Cybersecurity: Protecting Electronic Borders
As technology has advanced, so has criminals’ ability to exploit those new technologies. The hotel industry has seen several such examples lately. Russian hackers breached Wyndham Worldwide’s data center in Phoenix three times between 2008 and 2010, accessing more than 600,000 payment card accounts and leading to more than $10.6 million in fraud loss. As a result, in June 2012, the Federal Trade Commission filed a lawsuit alleging that Wyndham failed to implement reasonable data security measures to protect the payment card information of their customers. (Wyndham has filed a motion to dismiss the lawsuit.)
Property owners and managers should reassess cybersecurity about as often as physical security. Here are a few things to look for and consider as you evaluate your cybersecurity:
10Connect IT and security departments.
Don’t keep a wall between the information technology and security departments of your property. “The two departments should work together, because security is [vital to] both their jobs,” Clifton says. “Clearly establish how the two departments work together, and they should know where each other’s responsibilities stop and the other begins.” To foster this relationship, some properties place the two departments under the same manager and same budget. And the two departments should conduct regular security meetings, perhaps as often as once a week.
11Upgrade to VLAN.
A LAN, or local area network, is a network that connects computers. For many businesses that includes a WiFi access point for customers. However, WiFi that’s directly connected to your property’s servers can pose a risk and provide easy access for savvy hackers. One way to add more cybersecurity is to install what’s called a VLAN, or virtual network. Relatively inexpensive, VLANs often don’t require additional hardware. Installing this software can add another layer of security between your servers and potential hackers. Also, a common feature of VLANs is the ability to set up multiple wireless network names, which can have varying levels of security. Computers used for business and staff can have a high level of security, and guest WiFi networks can have a lower, easy-to-access level of security and be separated from the property’s network.

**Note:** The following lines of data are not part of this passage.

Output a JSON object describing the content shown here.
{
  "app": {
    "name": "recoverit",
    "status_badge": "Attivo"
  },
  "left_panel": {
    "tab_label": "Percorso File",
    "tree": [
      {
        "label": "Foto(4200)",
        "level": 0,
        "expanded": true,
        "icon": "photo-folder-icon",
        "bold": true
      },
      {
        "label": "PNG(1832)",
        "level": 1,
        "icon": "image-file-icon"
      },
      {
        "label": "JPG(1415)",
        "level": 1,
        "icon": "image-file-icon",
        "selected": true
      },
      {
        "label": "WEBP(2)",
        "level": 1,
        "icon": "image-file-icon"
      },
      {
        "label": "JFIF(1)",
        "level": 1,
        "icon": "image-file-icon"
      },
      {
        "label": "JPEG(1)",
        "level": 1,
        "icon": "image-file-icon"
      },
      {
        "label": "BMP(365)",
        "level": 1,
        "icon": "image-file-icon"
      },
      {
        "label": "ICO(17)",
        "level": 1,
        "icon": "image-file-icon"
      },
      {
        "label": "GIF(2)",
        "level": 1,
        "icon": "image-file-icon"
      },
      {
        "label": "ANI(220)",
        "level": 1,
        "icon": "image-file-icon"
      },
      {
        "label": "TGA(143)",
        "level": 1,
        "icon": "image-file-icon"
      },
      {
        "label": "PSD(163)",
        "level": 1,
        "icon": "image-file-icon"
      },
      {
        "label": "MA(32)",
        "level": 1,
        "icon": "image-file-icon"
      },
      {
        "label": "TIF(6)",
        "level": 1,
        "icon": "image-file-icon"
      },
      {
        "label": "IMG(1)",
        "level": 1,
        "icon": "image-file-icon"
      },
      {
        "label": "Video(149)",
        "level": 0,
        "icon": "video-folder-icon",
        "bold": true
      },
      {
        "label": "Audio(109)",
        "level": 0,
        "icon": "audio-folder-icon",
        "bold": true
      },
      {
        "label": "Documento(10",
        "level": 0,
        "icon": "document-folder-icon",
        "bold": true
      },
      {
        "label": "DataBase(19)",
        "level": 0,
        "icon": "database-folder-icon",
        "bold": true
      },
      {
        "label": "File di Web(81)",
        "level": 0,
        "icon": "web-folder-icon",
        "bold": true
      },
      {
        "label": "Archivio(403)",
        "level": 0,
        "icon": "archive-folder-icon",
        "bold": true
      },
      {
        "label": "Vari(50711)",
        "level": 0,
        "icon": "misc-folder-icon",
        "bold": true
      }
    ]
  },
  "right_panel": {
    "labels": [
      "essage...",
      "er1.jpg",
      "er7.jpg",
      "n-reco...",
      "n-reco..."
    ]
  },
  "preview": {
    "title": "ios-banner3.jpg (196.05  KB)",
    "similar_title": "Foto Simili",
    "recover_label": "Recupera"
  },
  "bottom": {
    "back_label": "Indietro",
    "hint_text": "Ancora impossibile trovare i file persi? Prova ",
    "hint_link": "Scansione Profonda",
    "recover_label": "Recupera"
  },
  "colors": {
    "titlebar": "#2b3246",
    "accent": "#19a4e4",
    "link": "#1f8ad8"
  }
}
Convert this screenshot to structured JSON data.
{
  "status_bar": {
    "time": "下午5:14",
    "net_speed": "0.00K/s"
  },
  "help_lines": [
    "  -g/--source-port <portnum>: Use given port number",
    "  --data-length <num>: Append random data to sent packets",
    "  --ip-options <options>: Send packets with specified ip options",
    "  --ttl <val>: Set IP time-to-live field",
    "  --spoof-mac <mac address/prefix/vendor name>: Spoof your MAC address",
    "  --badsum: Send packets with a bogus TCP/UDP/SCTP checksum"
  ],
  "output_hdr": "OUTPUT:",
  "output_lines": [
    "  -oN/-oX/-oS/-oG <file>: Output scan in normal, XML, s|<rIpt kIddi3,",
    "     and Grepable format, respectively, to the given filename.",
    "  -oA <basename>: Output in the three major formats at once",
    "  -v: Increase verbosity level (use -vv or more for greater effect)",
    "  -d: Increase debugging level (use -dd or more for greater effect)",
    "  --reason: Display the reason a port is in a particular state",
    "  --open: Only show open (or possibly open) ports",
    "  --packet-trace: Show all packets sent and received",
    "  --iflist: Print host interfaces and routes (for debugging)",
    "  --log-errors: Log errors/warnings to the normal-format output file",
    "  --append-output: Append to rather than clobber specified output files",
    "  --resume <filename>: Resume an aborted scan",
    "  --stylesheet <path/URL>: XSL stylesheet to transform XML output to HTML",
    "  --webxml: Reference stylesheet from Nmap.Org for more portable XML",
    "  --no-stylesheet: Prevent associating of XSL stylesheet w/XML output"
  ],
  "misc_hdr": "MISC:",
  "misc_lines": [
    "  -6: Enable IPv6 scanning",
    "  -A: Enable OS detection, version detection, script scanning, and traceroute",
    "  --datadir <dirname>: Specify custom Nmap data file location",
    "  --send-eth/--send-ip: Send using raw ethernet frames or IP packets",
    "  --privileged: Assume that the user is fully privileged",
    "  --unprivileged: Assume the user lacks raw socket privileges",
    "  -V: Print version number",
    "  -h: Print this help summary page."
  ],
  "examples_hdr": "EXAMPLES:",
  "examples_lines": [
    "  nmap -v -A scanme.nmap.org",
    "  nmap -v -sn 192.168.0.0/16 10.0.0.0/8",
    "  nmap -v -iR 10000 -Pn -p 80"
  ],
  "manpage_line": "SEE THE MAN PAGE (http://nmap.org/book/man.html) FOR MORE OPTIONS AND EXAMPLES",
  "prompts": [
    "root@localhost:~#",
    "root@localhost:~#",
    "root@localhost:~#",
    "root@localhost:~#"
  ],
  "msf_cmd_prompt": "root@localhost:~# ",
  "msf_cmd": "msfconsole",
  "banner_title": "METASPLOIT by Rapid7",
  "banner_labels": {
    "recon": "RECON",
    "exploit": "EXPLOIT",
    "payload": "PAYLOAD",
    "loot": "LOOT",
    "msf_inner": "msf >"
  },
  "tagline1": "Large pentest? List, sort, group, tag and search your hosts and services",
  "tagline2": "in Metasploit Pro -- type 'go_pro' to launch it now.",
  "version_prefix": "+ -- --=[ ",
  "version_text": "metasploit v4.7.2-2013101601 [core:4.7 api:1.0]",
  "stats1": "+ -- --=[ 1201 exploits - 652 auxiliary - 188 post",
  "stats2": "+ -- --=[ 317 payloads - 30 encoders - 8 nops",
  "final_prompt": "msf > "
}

12Beware of social engineering.
Not all cyber threats occur online. Social engineering and physical hacking of hotel computers pose a significant risk. “Employees should have an awareness about the physical security of computers, access control, and passwords,” Clifton says. “Many of the big hacking schemes we hear about start with someone conning a password out of an employee.” Change passwords every three months. Also, employees should monitor the physical access points to a property’s computers and servers. Make regular patrols to look for people who are in staff-only areas of a property.